There are several things that therapists can do. Just as with topics related to intense feelings of hatred or eroticism, we need to help the patient articulate an experience that is difficult for them to consciously name or discuss. We need to:
- Listen carefully to subtle content related to race. These may be invitations to talk more about a topic, or may be tests to see whether a not a therapist is able to discuss race. By bringing something more explicitly into the conversation, and/or consciousness, we are saying that we encourage and welcome such discussion. Alternatively, when we do not “take the bait,” we send a powerful message to patients that “those things” cannot be talked about.
- Listen carefully to the absence of comments about race when it seems appropriate. As therapists, we are trained just as much to listen to what is not said as much as what is said. When a patient tells a story in which race is quite relevant, or it seems relevant to us, it is important to note that the patient did not bring it up. There are many interventions that can be made here. If you feel that the patient is defensive and externalizing, the therapist can simply introduce the topic gently. If there is good rapport, a process-interpretation or comment may be appropriate: “When you were telling me what happened, I thought that perhaps security may have harassed you because you are Black, but I notice that you did not even mention that aspect of the story. I wonder if it does not feel safe to discuss that with me.”
- Use countertransference. Sometimes we may feel an inclination or desire to talk about race in a given moment, but may be overcome with fear of concern that it would be inappropriate, offensive, or upsetting to the patient. That feeling is co-created in the intersubjective experience of the patient-therapist dyad. It may actually be a communication not only of the therapist’s own discomfort in talking about race, but may also suggest that the patient feels unsafe in discussing it and needs our help it bringing it into their consciousness.
- Be curious and humble. Being culturally sensitive and aware is not about knowing everything about other cultures and their values. It’s certainly not about going to Gay Pride one year or the 14 days you spent in Hanoi 2 years ago.
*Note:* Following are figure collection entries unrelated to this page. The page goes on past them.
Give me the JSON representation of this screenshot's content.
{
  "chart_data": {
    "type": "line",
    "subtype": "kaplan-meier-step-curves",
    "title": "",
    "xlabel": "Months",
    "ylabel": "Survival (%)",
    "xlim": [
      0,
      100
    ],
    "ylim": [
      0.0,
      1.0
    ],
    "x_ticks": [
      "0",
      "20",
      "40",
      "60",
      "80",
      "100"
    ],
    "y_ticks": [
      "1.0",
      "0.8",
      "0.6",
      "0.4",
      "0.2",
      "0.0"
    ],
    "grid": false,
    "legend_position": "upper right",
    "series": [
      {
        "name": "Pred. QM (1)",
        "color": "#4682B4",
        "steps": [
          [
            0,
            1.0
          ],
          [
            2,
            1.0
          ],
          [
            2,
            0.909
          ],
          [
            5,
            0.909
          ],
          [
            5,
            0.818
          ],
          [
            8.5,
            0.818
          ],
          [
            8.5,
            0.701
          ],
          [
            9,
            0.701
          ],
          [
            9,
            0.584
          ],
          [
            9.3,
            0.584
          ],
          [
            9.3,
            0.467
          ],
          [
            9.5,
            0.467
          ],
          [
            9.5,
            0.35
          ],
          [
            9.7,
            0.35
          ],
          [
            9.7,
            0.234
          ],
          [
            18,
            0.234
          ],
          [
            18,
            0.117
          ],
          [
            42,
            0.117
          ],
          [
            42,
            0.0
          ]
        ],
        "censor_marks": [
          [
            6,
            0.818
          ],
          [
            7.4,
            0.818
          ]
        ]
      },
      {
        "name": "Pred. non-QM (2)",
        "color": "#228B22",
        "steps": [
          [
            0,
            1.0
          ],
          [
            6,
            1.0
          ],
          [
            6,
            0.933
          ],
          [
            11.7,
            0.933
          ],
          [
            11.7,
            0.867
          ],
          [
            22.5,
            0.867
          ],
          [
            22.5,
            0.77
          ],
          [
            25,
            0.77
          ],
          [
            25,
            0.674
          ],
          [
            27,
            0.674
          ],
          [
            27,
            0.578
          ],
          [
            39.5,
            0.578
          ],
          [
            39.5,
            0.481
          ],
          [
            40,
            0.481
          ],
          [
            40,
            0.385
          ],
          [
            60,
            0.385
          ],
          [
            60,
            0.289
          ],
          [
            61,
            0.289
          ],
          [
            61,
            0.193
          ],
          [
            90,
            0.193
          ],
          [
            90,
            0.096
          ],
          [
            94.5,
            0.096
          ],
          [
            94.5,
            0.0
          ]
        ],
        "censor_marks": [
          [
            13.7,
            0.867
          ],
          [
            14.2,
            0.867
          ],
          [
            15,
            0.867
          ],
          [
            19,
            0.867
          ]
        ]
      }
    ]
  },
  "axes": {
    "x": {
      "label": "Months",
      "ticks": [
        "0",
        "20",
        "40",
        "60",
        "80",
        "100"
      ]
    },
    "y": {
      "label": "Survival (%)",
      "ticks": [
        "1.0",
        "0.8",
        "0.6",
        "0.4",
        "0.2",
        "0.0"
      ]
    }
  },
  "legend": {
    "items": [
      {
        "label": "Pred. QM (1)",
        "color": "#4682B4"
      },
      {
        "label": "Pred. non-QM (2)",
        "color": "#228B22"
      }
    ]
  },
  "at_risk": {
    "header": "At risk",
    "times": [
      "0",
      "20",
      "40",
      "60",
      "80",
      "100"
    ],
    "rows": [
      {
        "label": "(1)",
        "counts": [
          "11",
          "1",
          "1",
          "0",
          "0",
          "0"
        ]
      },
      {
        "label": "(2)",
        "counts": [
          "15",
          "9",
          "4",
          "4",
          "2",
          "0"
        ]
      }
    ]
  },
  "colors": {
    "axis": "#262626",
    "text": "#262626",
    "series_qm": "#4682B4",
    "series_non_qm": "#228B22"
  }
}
It’s far more about an openness and receptivity. It’s about being willing to listen and hear without necessarily putting people into a category or a box. All you really need to be able to do is listen attentively and with respect and try to understand. That also means that sometimes you have to tolerate the patient’s hatred for your privilege, whether that is identified as your race, class, sexual orientation, or anything else.
While many people will likely continue to search for therapists who match important parts of their own cultural identities, it is essential that we create a safer space to discuss challenging and sometimes uncomfortable issues. It often involves taking the initiative to non-defensively bring the topic to the forefront and face our own discomforts to help the patient explore something incredibly important. Perhaps it is idealistic, but I think reading more requests like, “ISO a good therapist” would be nice.